Suddenly, she felt someone’s fingernails trace the back of her neck. A chill ran up her back, and she whirled around. It was only a tendril from another rosebush, its thorns fat and sharp, the roses plump. Then, Emily noticed something on one of the windows a few feet away. Her mouth fell open. There was writing in the condensation. I see you. Two wide-open, heavily lashed eyes were drawn next to the words. It was signed A.

Emily rushed to the writing to wipe it away with her sleeve. Had it been here all along? Why hadn’t she seen it? Then, something else struck her. Because of the greenhouse’s humidity, water only condensed on its inside walls, so whoever had written this had to be…inside.

Emily turned around, looking for some kind of tell-tale sign, but the only people glancing in her direction were Maya, Carolyn, and the lacrosse boys. Everyone else was milling around the greenhouse door, waiting for lunch period to end, and Emily couldn’t help but wonder if A was among them.

24 AND IN ANOTHER GARDEN ACROSS TOWN…

Friday afternoon, Spencer leaned over her mother’s flower bed, pulling out the thick, stubborn weeds. Her mother usually did the gardening herself, but Spencer was doing it in an attempt to be nice—and to absolve herself of something, although she wasn’t sure what.

The multicolored balloons her mother had bought a few days ago to celebrate the Golden Orchid were still tied to the patio rail. Congratulations, Spencer! they all said. Next to the words were pictures of blue ribbons and trophies. Spencer glanced into the balloons’ shiny Mylar fabric; her warped reflection stared back. It was like looking into a funhouse mirror—her face looked long instead of round, her eyes were small instead of large, and her button nose looked wide and enormous. Maybe it was this balloon girl, not Spencer, who’d cheated to become a Golden Orchid finalist. And maybe Balloon Girl had been the one who’d fought with Ali the night she disappeared, too.

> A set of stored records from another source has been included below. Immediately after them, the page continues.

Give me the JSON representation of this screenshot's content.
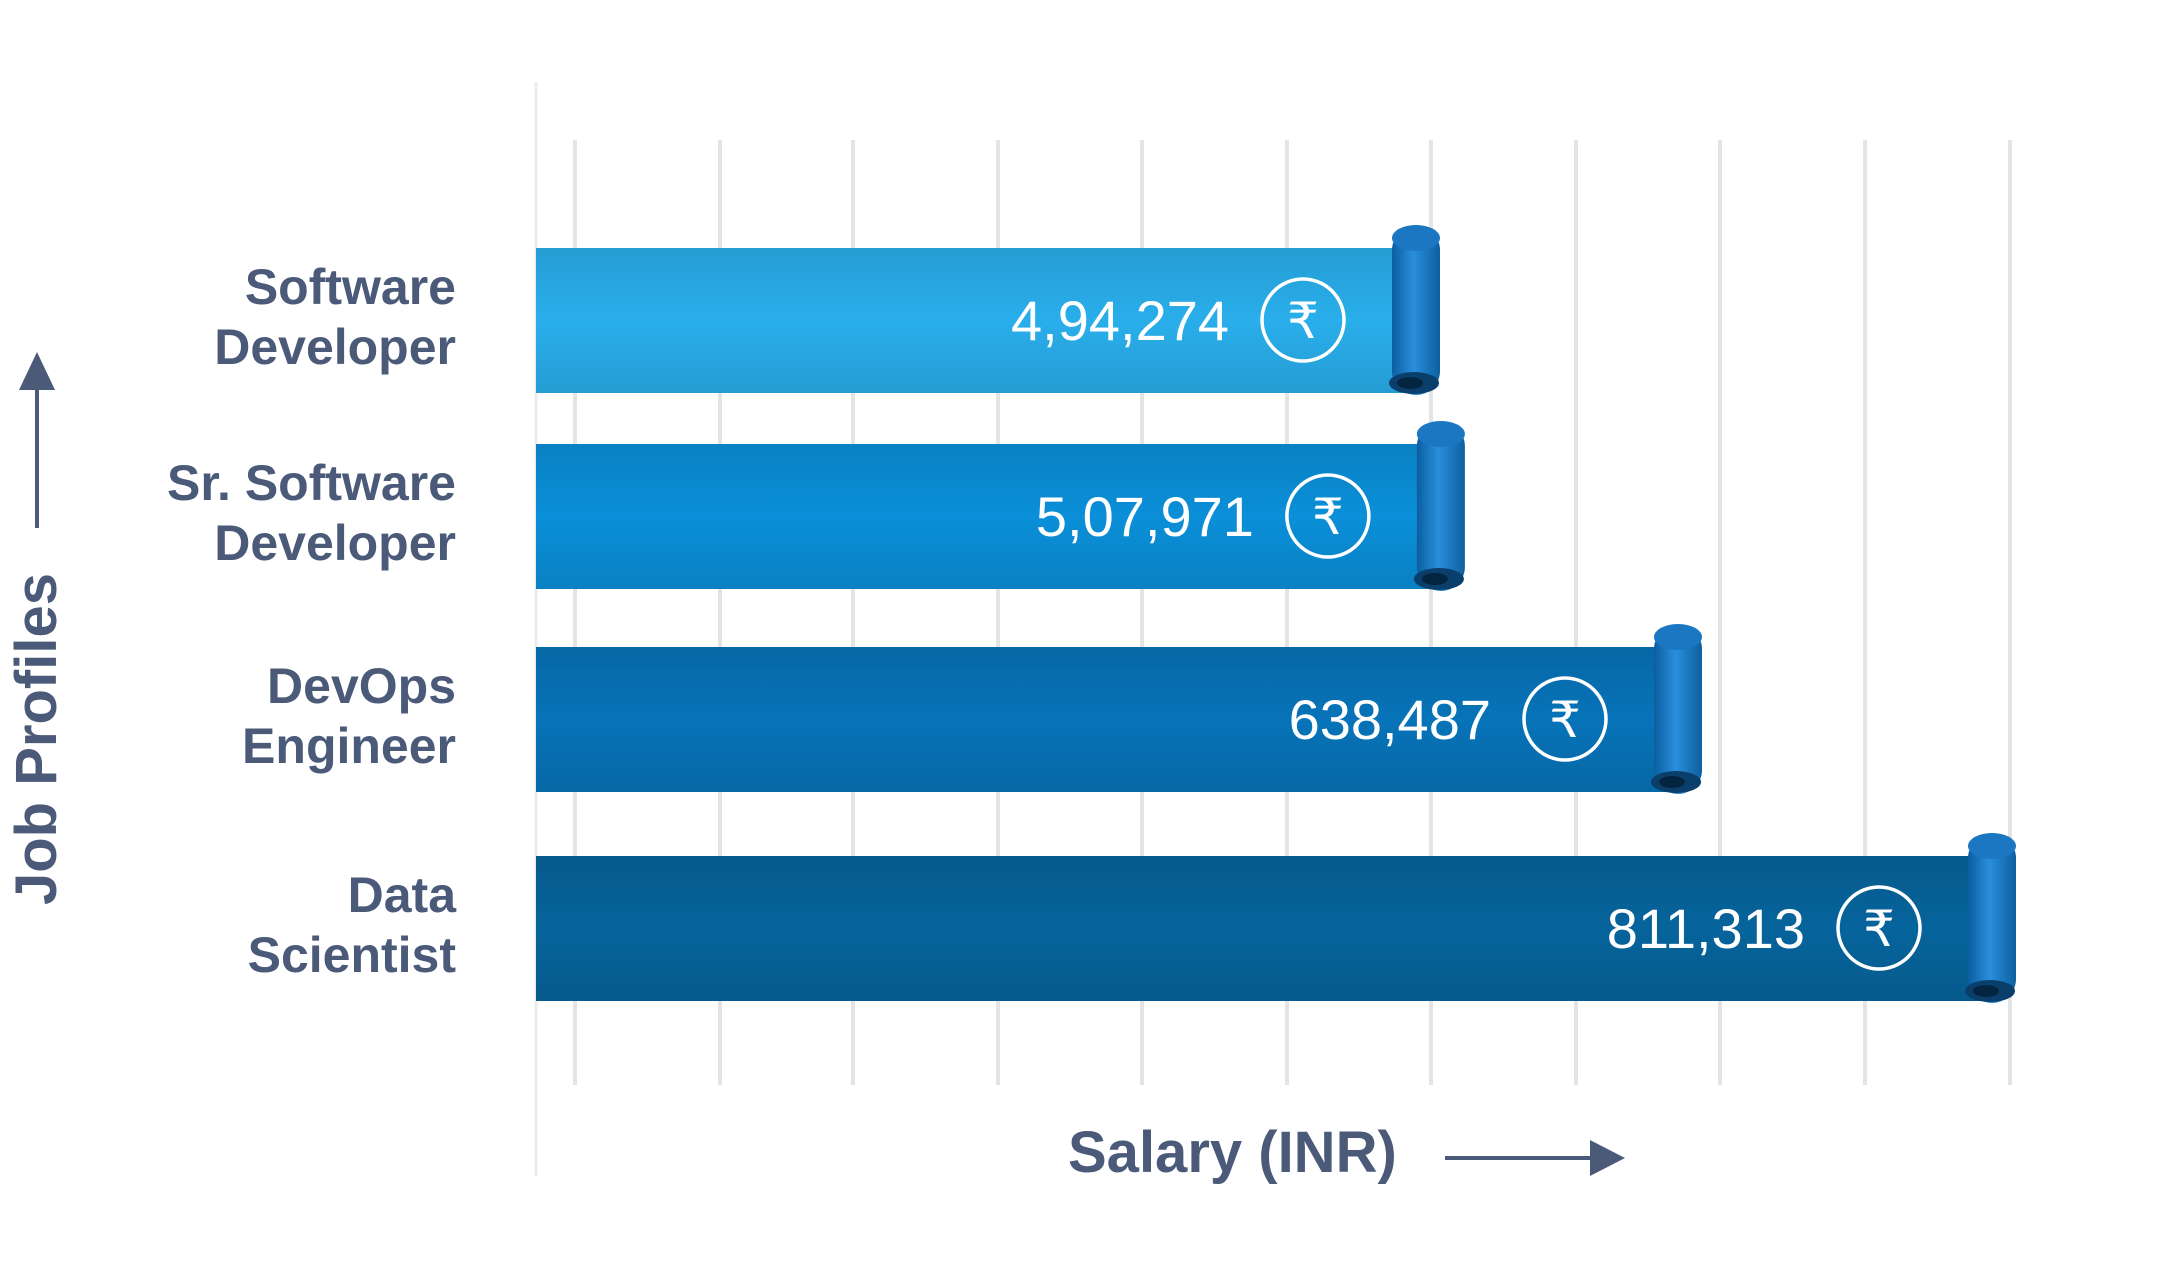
{
  "chart_data": {
    "type": "bar",
    "orientation": "horizontal",
    "categories": [
      [
        "Software",
        "Developer"
      ],
      [
        "Sr. Software",
        "Developer"
      ],
      [
        "DevOps",
        "Engineer"
      ],
      [
        "Data",
        "Scientist"
      ]
    ],
    "values": [
      494274,
      507971,
      638487,
      811313
    ],
    "value_labels": [
      "4,94,274",
      "5,07,971",
      "638,487",
      "811,313"
    ],
    "currency_icon": "rupee-icon",
    "currency_symbol": "₹",
    "xlabel": "Salary (INR)",
    "ylabel": "Job Profiles",
    "xlim": [
      0,
      811313
    ],
    "grid": "vertical",
    "bar_colors": [
      "#29aeeb",
      "#0a8fd8",
      "#0773b8",
      "#06649c"
    ],
    "curl_color": "#1c77c3"
  }
}
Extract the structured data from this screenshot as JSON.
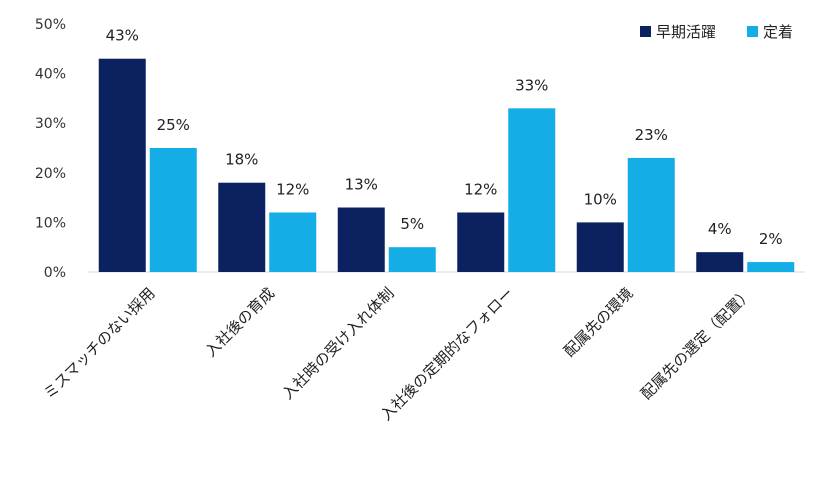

The sprinkler system came on next door at the DiLaurentises’ old house. Spencer stared up at Ali’s old window. It was the last one at the back, directly across from Spencer’s. She and Ali had felt so lucky their rooms faced each other. They had window signals when it was past phone curfew—one blink of the flashlight meant, I can’t sleep, can you? Two blinks meant, Good night. Three meant, We need to sneak out and talk in person.

The memory from Dr. Evans’s office floated into her head again. Spencer tried to push it down, but it bobbed right back up. You care way too much, Ali had said. And that far-off crack. Where had it come from?

“Spencer!” a voice whispered. She whirled around, heart pounding. She faced the woods that bordered the back of her house. Ian Thomas stood between two dogwoods.